Days when I can drop you off, walk you into your classrooms, kiss you goodbye, and then head back home for a day to myself.
I enjoy days like this..... especially when I'm having a "good day". (People who struggle with anxiety and depression know what this means.)
I enjoy not rushing in the morning on days like this..... I can take my time making you breakfast, getting you dressed, helping you brush your teeth......
I can leave the house A MESS... breakfast dishes out, PJ's thrown all over the room, toothpaste all over the bathroom, beds unmade, drawers left open, lights left on.....
I love when, after dropping you off, I can come back home and take my time straightening up our home.
I can "pick up" and "put away" the craziness from the morning.
My favorite part about this is folding your blankets on your beds.
Not your bedsheets or bedspreads... but "your blankets".
Your "bankies".
Your "lovies'.
You know what I'm taking about .......Linus has one... I had one...
Your security blankets that you have had since you were babies.
Leo's is pale yellow and white stripped on one side and on the other side has little baby elephants, ducks, turtles, and giraffes.
Cece has 2... her "buncha blankies" as she calls them. One is white flannel lined with a pink ruffle and the other is just an old plain white gauze swaddle blanket.
I usually find them flung all over the house... this morning Leo's blanket was on the floor in the hallway and one of Cece's was on the couch and the other one was in my closet.
I gather them up and bring them back into your rooms.
I make your beds first and then I grab your blanket's.
I usually hold them up to my face, feel the softness against my skin, and smell your scents on them first.
I shake them out to fluff them up a bit.
Then I lay them on your beds.
And I think about how you are still my babies and still so little. I think about how much I love you both and how sweet you are.

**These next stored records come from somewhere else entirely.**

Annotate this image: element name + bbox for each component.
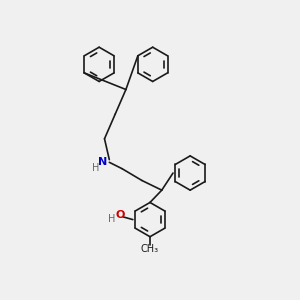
Text: N: N: [98, 157, 107, 167]
Text: H: H: [92, 163, 99, 173]
Text: CH₃: CH₃: [141, 244, 159, 254]
Text: O: O: [115, 210, 125, 220]
Text: H: H: [108, 214, 116, 224]
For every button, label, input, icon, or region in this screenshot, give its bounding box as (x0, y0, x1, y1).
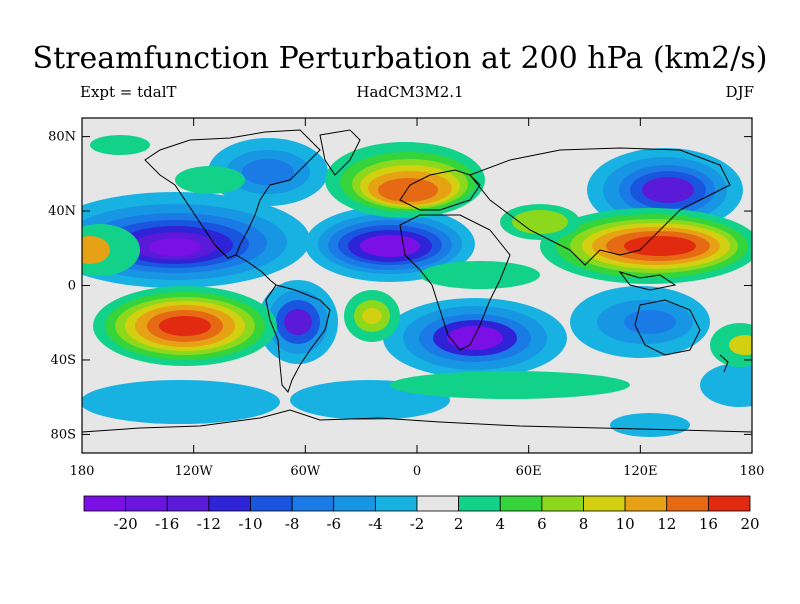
y-axis: 80N 40N 0 40S 80S (48, 130, 752, 442)
colorbar-swatch (624, 495, 668, 512)
map-title: Streamfunction Perturbation at 200 hPa (… (32, 41, 768, 76)
colorbar-label: 10 (616, 515, 635, 533)
colorbar-swatch (374, 495, 418, 512)
x-tick-label: 0 (413, 464, 421, 479)
y-tick-label: 80N (48, 130, 76, 145)
colorbar-label: -6 (326, 515, 341, 533)
positive-anomaly-south-pacific (93, 286, 277, 366)
y-tick-label: 40N (48, 204, 76, 219)
x-axis: 180 120W 60W 0 60E 120E 180 (70, 118, 765, 479)
colorbar-swatch (125, 495, 168, 512)
colorbar-label: 2 (454, 515, 464, 533)
colorbar-label: 16 (699, 515, 718, 533)
colorbar-swatch (83, 495, 127, 512)
experiment-label: Expt = tdalT (80, 83, 177, 101)
colorbar-label: -2 (410, 515, 425, 533)
positive-anomaly-west-pacific (540, 208, 752, 284)
negative-anomaly-australia (570, 286, 710, 358)
colorbar-label: -10 (238, 515, 262, 533)
x-tick-label: 60E (516, 464, 542, 479)
negative-anomaly-southern-africa (383, 298, 567, 378)
colorbar-label: 12 (657, 515, 676, 533)
positive-anomaly-tropics (82, 135, 752, 399)
colorbar-label: 20 (740, 515, 759, 533)
colorbar: -20 -16 -12 -10 -8 -6 -4 -2 2 4 6 8 10 12 16 20 (83, 495, 760, 533)
colorbar-label: -8 (285, 515, 300, 533)
x-tick-label: 120W (175, 464, 214, 479)
colorbar-label: -16 (155, 515, 179, 533)
y-tick-label: 40S (51, 353, 76, 368)
colorbar-swatch (541, 495, 584, 512)
x-tick-label: 60W (290, 464, 321, 479)
negative-anomaly-south-america (258, 280, 338, 364)
colorbar-label: -20 (114, 515, 138, 533)
x-tick-label: 120E (623, 464, 657, 479)
colorbar-swatch (333, 495, 376, 512)
colorbar-swatch (250, 495, 293, 512)
colorbar-swatch (208, 495, 251, 512)
y-tick-label: 80S (51, 427, 76, 442)
x-tick-label: 180 (70, 464, 95, 479)
negative-anomaly-atlantic (305, 206, 475, 282)
colorbar-label: 8 (579, 515, 589, 533)
model-label: HadCM3M2.1 (356, 83, 464, 101)
season-label: DJF (725, 83, 754, 101)
colorbar-swatch (291, 495, 335, 512)
colorbar-label: -4 (368, 515, 383, 533)
colorbar-label: -12 (197, 515, 221, 533)
colorbar-swatch (583, 495, 626, 512)
colorbar-swatch (707, 495, 751, 512)
positive-anomaly-south-atlantic (344, 290, 400, 342)
colorbar-swatch (416, 495, 460, 512)
y-tick-label: 0 (68, 279, 76, 294)
negative-anomaly-north-pacific (82, 192, 310, 288)
x-tick-label: 180 (740, 464, 765, 479)
colorbar-swatch (458, 495, 501, 512)
coastlines (82, 129, 752, 433)
colorbar-swatch (666, 495, 709, 512)
colorbar-swatch (499, 495, 543, 512)
colorbar-label: 6 (537, 515, 547, 533)
positive-anomaly-europe (325, 142, 485, 218)
colorbar-swatch (166, 495, 210, 512)
negative-anomaly-southern-ocean (82, 363, 752, 437)
contour-fields (82, 135, 752, 437)
colorbar-label: 4 (495, 515, 505, 533)
negative-anomaly-north-america (208, 138, 328, 206)
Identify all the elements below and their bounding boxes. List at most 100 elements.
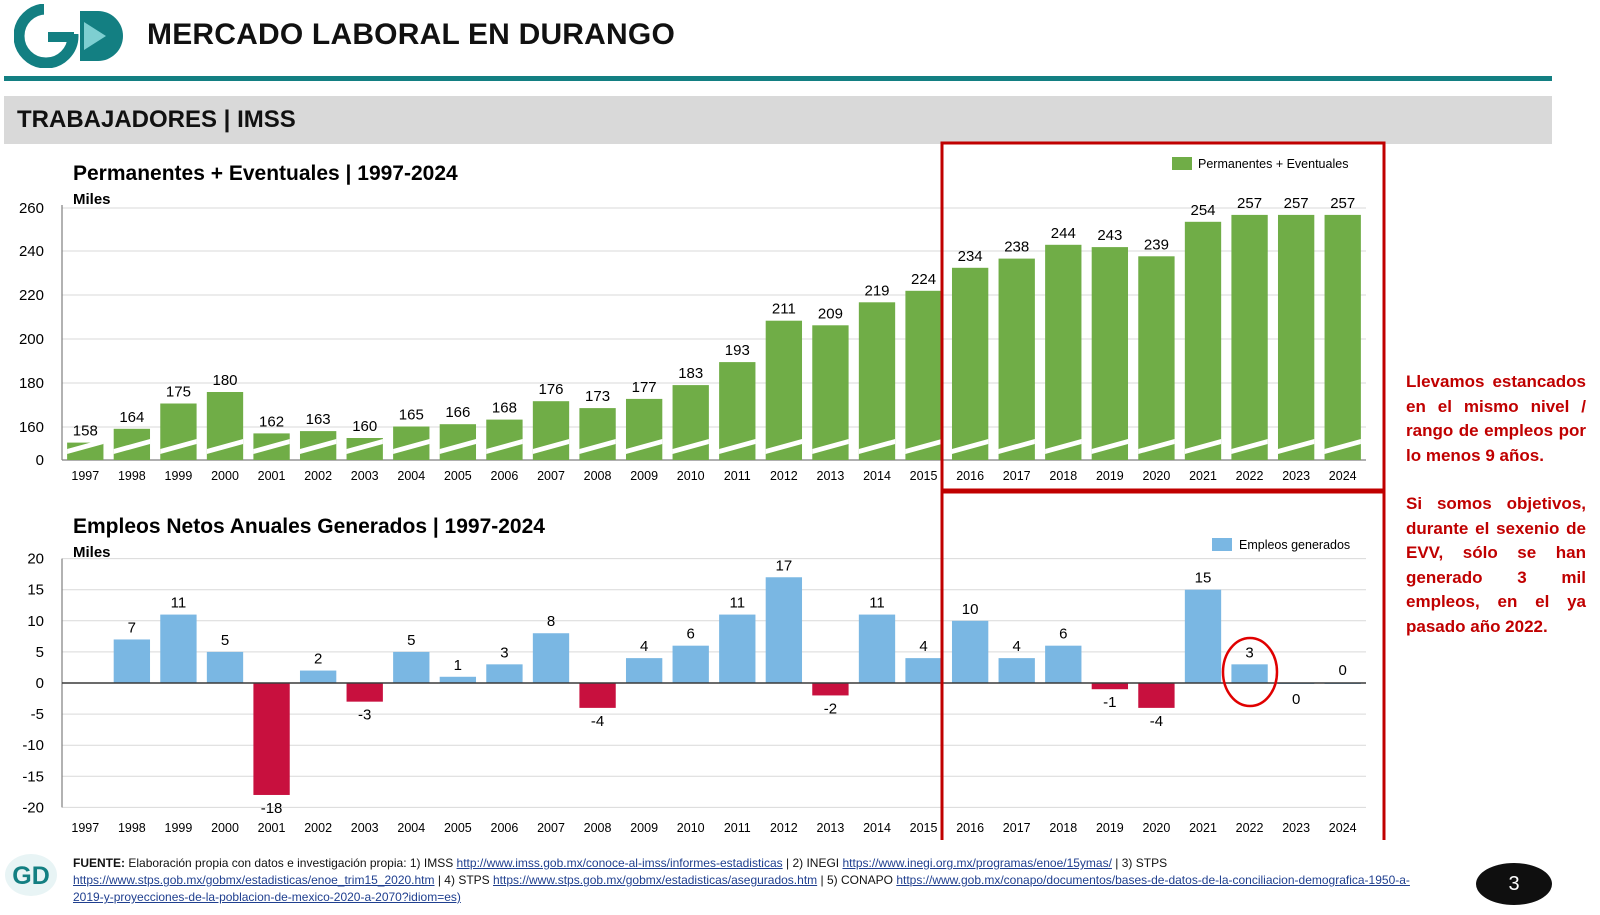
chart1-xtick: 2007 (537, 469, 565, 483)
chart2-data-label: 10 (962, 601, 979, 618)
chart1-xtick: 2004 (397, 469, 425, 483)
title-divider (4, 76, 1552, 81)
section-title: TRABAJADORES | IMSS (17, 106, 296, 133)
chart1-axis-break (1184, 439, 1222, 454)
chart1-data-label: 224 (911, 271, 936, 288)
chart1-bar (486, 419, 523, 460)
chart2-data-label: 17 (776, 557, 793, 574)
chart2-legend-label: Empleos generados (1239, 538, 1350, 552)
chart2-xtick: 2013 (817, 821, 845, 835)
chart1-bar (765, 320, 803, 460)
chart2-xtick: 2007 (537, 821, 565, 835)
chart2-title: Empleos Netos Anuales Generados | 1997-2… (73, 515, 545, 538)
chart1-data-label: 175 (166, 384, 191, 401)
chart1-xtick: 2005 (444, 469, 472, 483)
charts-area: Permanentes + Eventuales | 1997-2024 Mile… (19, 141, 1386, 840)
chart2-ytick: 0 (36, 675, 44, 692)
chart1-xtick: 2019 (1096, 469, 1124, 483)
chart1-xtick: 2016 (956, 469, 984, 483)
chart1-bar (1138, 256, 1175, 460)
chart2-bar (393, 651, 430, 683)
chart1-bar (951, 267, 989, 460)
chart2-xtick: 2012 (770, 821, 798, 835)
note-paragraph-2: Si somos objetivos, durante el sexenio d… (1406, 494, 1586, 636)
chart1-data-label: 211 (772, 301, 796, 318)
chart1-data-label: 173 (585, 388, 610, 405)
source-link-imss[interactable]: http://www.imss.gob.mx/conoce-al-imss/in… (456, 856, 783, 870)
chart2-ytick: 10 (27, 613, 44, 630)
chart1-ytick: 160 (19, 419, 44, 436)
chart1-xtick: 2012 (770, 469, 798, 483)
chart1-axis-break (160, 439, 197, 454)
chart2-data-label: 6 (687, 626, 695, 643)
chart2-xtick: 1997 (71, 821, 99, 835)
chart2-xtick: 2003 (351, 821, 379, 835)
chart2-xtick: 2005 (444, 821, 472, 835)
source-label: FUENTE: (73, 856, 125, 870)
chart1-data-label: 162 (259, 413, 284, 430)
chart2-bar (160, 614, 197, 683)
chart2-bar (1138, 683, 1175, 708)
source-link-inegi[interactable]: https://www.inegi.org.mx/programas/enoe/… (842, 856, 1112, 870)
chart1-data-label: 158 (73, 423, 98, 440)
source-text-5: | 5) CONAPO (820, 873, 893, 887)
chart1-data-label: 257 (1330, 195, 1355, 212)
chart1-axis-break (486, 439, 523, 454)
page-number: 3 (1476, 863, 1552, 905)
source-text-3: | 3) STPS (1115, 856, 1168, 870)
chart1-data-label: 209 (818, 305, 843, 322)
chart2-bar (486, 664, 523, 683)
chart1-ylabel: Miles (73, 191, 111, 208)
chart2-bar (1231, 664, 1268, 683)
chart1-data-label: 243 (1097, 227, 1122, 244)
source-link-stps-enoe[interactable]: https://www.stps.gob.mx/gobmx/estadistic… (73, 873, 435, 887)
chart2-bar (858, 614, 896, 683)
chart1-xtick: 2008 (584, 469, 612, 483)
chart2-xtick: 2004 (397, 821, 425, 835)
chart2-xtick: 2009 (630, 821, 658, 835)
chart2-xtick: 1999 (165, 821, 193, 835)
chart2-xtick: 2008 (584, 821, 612, 835)
chart2-xtick: 2020 (1143, 821, 1171, 835)
chart1-data-label: 165 (399, 407, 424, 424)
chart2-xtick: 2011 (724, 821, 751, 835)
chart2-data-label: 3 (1245, 644, 1253, 661)
chart2-data-label: 1 (454, 657, 462, 674)
chart2-bar (1045, 645, 1082, 683)
chart2-bar (625, 658, 663, 683)
chart1-xtick: 2010 (677, 469, 705, 483)
chart1-axis-break (951, 439, 989, 454)
chart2-ytick: -15 (22, 768, 44, 785)
chart1-legend-swatch (1172, 157, 1192, 170)
chart1-xtick: 2000 (211, 469, 239, 483)
chart2-data-label: 4 (640, 638, 648, 655)
chart1-xtick: 2013 (817, 469, 845, 483)
chart2-xtick: 2024 (1329, 821, 1357, 835)
source-link-conapo[interactable]: https://www.gob.mx/conapo/documentos/bas… (73, 873, 1410, 904)
chart2-data-label: 3 (500, 644, 508, 661)
chart2-xtick: 2006 (491, 821, 519, 835)
chart1-xtick: 2024 (1329, 469, 1357, 483)
chart2-data-label: 11 (729, 595, 745, 612)
chart1-axis-break (579, 439, 616, 454)
source-link-stps-asegurados[interactable]: https://www.stps.gob.mx/gobmx/estadistic… (493, 873, 818, 887)
chart1-data-label: 239 (1144, 236, 1169, 253)
footer-logo-text: GD (12, 862, 50, 890)
chart1-xtick: 2003 (351, 469, 379, 483)
chart1-data-label: 176 (538, 381, 563, 398)
chart2-data-label: -4 (1150, 713, 1163, 730)
chart1-xtick: 2023 (1282, 469, 1310, 483)
chart1-bar (1277, 214, 1315, 460)
chart2-bar (579, 683, 616, 708)
chart1-bar (858, 302, 896, 460)
chart2-data-label: 7 (128, 619, 136, 636)
chart2-data-label: 8 (547, 613, 555, 630)
chart2-xtick: 2023 (1282, 821, 1310, 835)
chart1-data-label: 183 (678, 365, 703, 382)
chart1-axis-break (905, 439, 942, 454)
chart2-data-label: 4 (919, 638, 927, 655)
chart1-xtick: 2009 (630, 469, 658, 483)
chart1-axis-break (625, 439, 663, 454)
chart1-bar (812, 325, 849, 460)
chart2-xtick: 2001 (258, 821, 286, 835)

I think about how lucky I am to be your Mom and I pray to God everyday that I don't screw you up.
I also remind myself that one day you wont need your blankets on your beds.
One day they will end up in your memory boxes, in your closets, tucked away for good.
Its this realization that reminds me to love every minute of your "little-ness".........cause it sure is going fast.
I love your blankets on your beds and all that they stand for.